Как соотнести эти слова с участью Белаквы из “Божественной комедии”? Возможно, ленивый человек, а тем более бездельник – ничего не оставляет после себя, исчезает бесследно. Он ведет жизнь, лишенную смысла…
В романе “Больше замахов, чем ударов” (1934), который по праву считают центральным произведением раннего периода творчества писателя, Беккет заставляет своего героя переосмыслить жизненные установки.
Роман состоит из десяти эпизодов из жизни героя Белаквы Шуа – “маленького человека, образ которого, – как пишет Л. Ю. Макарова, – регулируется литературными и библейскими архетипами и широким спектром аллюзий. Многомерное прошлое, “чистилищная” история Белаквы обуславливают его объединяющую роль в романе: образ героя является не просто сквозным, но “стягивающим” новеллы в единое целое, роман. Архетип Белаквы, его внутренняя жизнь связаны с различными пластами культуры и образуют бесконечные круги странствий персонажа в каждой из новелл”[52].
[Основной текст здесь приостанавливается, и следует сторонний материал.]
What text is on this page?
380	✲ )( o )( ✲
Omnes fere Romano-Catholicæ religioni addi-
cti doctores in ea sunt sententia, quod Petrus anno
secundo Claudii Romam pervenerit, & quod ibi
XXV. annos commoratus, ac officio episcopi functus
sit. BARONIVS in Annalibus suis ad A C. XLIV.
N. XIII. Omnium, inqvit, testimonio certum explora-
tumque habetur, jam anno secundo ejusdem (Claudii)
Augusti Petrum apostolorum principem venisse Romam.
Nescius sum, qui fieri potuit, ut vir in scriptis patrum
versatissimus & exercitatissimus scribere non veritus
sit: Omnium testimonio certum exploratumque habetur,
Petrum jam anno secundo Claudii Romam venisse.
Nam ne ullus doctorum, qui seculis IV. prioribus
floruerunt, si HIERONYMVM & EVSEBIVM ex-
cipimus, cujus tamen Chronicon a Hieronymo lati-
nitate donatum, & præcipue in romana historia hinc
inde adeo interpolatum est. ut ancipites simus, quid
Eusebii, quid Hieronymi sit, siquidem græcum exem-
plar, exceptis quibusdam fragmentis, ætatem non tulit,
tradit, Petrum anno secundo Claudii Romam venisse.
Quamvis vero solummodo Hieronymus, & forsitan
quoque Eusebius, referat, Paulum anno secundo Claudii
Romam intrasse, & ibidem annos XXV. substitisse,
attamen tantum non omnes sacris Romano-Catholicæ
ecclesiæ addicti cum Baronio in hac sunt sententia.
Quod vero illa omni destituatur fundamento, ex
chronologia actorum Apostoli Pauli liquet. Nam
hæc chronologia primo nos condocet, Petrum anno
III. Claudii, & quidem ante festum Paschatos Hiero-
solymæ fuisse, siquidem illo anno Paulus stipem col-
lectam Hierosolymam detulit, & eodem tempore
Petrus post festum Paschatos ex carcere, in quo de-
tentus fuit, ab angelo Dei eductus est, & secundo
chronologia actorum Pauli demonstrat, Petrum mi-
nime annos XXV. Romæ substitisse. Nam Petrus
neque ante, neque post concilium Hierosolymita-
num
Глава романа – “Желтое” – повествует о последнем дне из жизни Белаквы. Герой находится в госпитале, готовясь к операции, в процессе которой наступает его смерть.
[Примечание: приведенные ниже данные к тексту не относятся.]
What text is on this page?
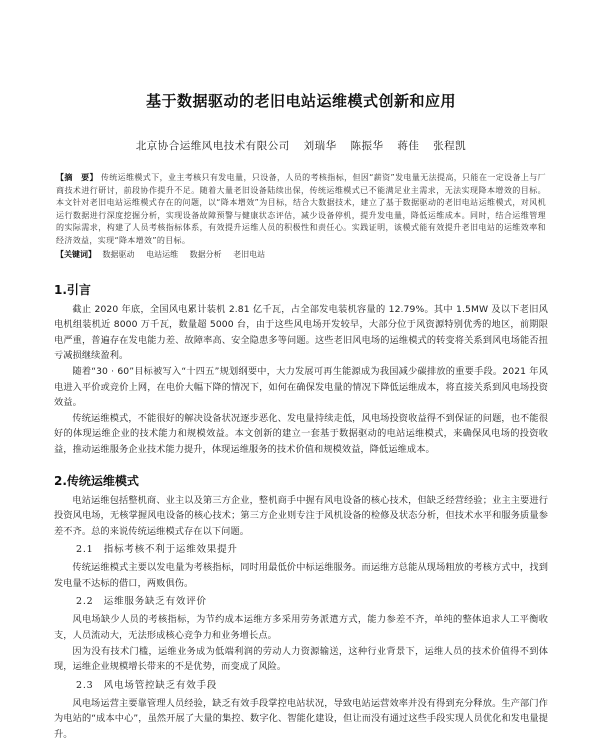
基于数据驱动的老旧电站运维模式创新和应用
北京协合运维风电技术有限公司 刘瑞华 陈振华 蒋佳 张程凯
【摘　要】 传统运维模式下，业主考核只有发电量，只设备，人员的考核指标，但因“薪资”发电量无法提高，只能在一定设备上与厂商技术进行研讨，前段协作提升不足。随着大量老旧设备陆续出保，传统运维模式已不能满足业主需求，无法实现降本增效的目标。本文针对老旧电站运维模式存在的问题，以“降本增效”为目标，结合大数据技术，建立了基于数据驱动的老旧电站运维模式，对风机运行数据进行深度挖掘分析，实现设备故障预警与健康状态评估，减少设备停机，提升发电量，降低运维成本。同时，结合运维管理的实际需求，构建了人员考核指标体系，有效提升运维人员的积极性和责任心。实践证明，该模式能有效提升老旧电站的运维效率和经济效益，实现“降本增效”的目标。
【关键词】 数据驱动 电站运维 数据分析 老旧电站
1.引言

截止 2020 年底，全国风电累计装机 2.81 亿千瓦，占全部发电装机容量的 12.79%。其中 1.5MW 及以下老旧风电机组装机近 8000 万千瓦，数量超 5000 台，由于这些风电场开发较早，大部分位于风资源特别优秀的地区，前期限电严重，普遍存在发电能力差、故障率高、安全隐患多等问题。这些老旧风电场的运维模式的转变将关系到风电场能否扭亏减损继续盈利。

随着“30 · 60”目标被写入“十四五”规划纲要中，大力发展可再生能源成为我国减少碳排放的重要手段。2021 年风电进入平价或竞价上网，在电价大幅下降的情况下，如何在确保发电量的情况下降低运维成本，将直接关系到风电场投资效益。

传统运维模式，不能很好的解决设备状况逐步恶化、发电量持续走低，风电场投资收益得不到保证的问题，也不能很好的体现运维企业的技术能力和规模效益。本文创新的建立一套基于数据驱动的电站运维模式，来确保风电场的投资收益，推动运维服务企业技术能力提升，体现运维服务的技术价值和规模效益，降低运维成本。

2.传统运维模式

电站运维包括整机商、业主以及第三方企业，整机商手中握有风电设备的核心技术，但缺乏经营经验；业主主要进行投资风电场，无核掌握风电设备的核心技术；第三方企业则专注于风机设备的检修及状态分析，但技术水平和服务质量参差不齐。总的来说传统运维模式存在以下问题。

2.1　指标考核不利于运维效果提升

传统运维模式主要以发电量为考核指标，同时用最低价中标运维服务。而运维方总能从现场粗放的考核方式中，找到发电量不达标的借口，两败俱伤。

2.2　运维服务缺乏有效评价

风电场缺少人员的考核指标，为节约成本运维方多采用劳务派遣方式，能力参差不齐，单纯的整体追求人工平衡收支，人员流动大，无法形成核心竞争力和业务增长点。

因为没有技术门槛，运维业务成为低端利润的劳动人力资源输送，这种行业背景下，运维人员的技术价值得不到体现，运维企业规模增长带来的不是优势，而变成了风险。

2.3　风电场管控缺乏有效手段

风电场运营主要靠管理人员经验，缺乏有效手段掌控电站状况，导致电站运营效率并没有得到充分释放。生产部门作为电站的“成本中心”，虽然开展了大量的集控、数字化、智能化建设，但让而没有通过这些手段实现人员优化和发电量提升。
В день операции Белаква переживает психологический кризис, он словно предчувствует конец своего жизненного пути и пытается сдержать чувство страха, настраивается на преодоление волнения и опасений. Но во время борьбы со страхом (он больше боится не боли, но неизвестности), в герое вдруг происходит поразительная перемена: “Он впервые отказывается от сна как возможности бегства от внешнего мира и достижения полного покоя и одиночества; новым для героя является ярко выраженное желание жить. Белаква, обычно сосредоточенный на одном (бесконечном – Т. С.) мгновении – вечной темноте и недвижимости в Лимбе, вдруг начинает воспринимать течение жизни, ее прошлое, настоящее и будущее, каждый миг для него становится наполненным смысл».
Logica docens vs logoca utens: случай zhèng míng[53]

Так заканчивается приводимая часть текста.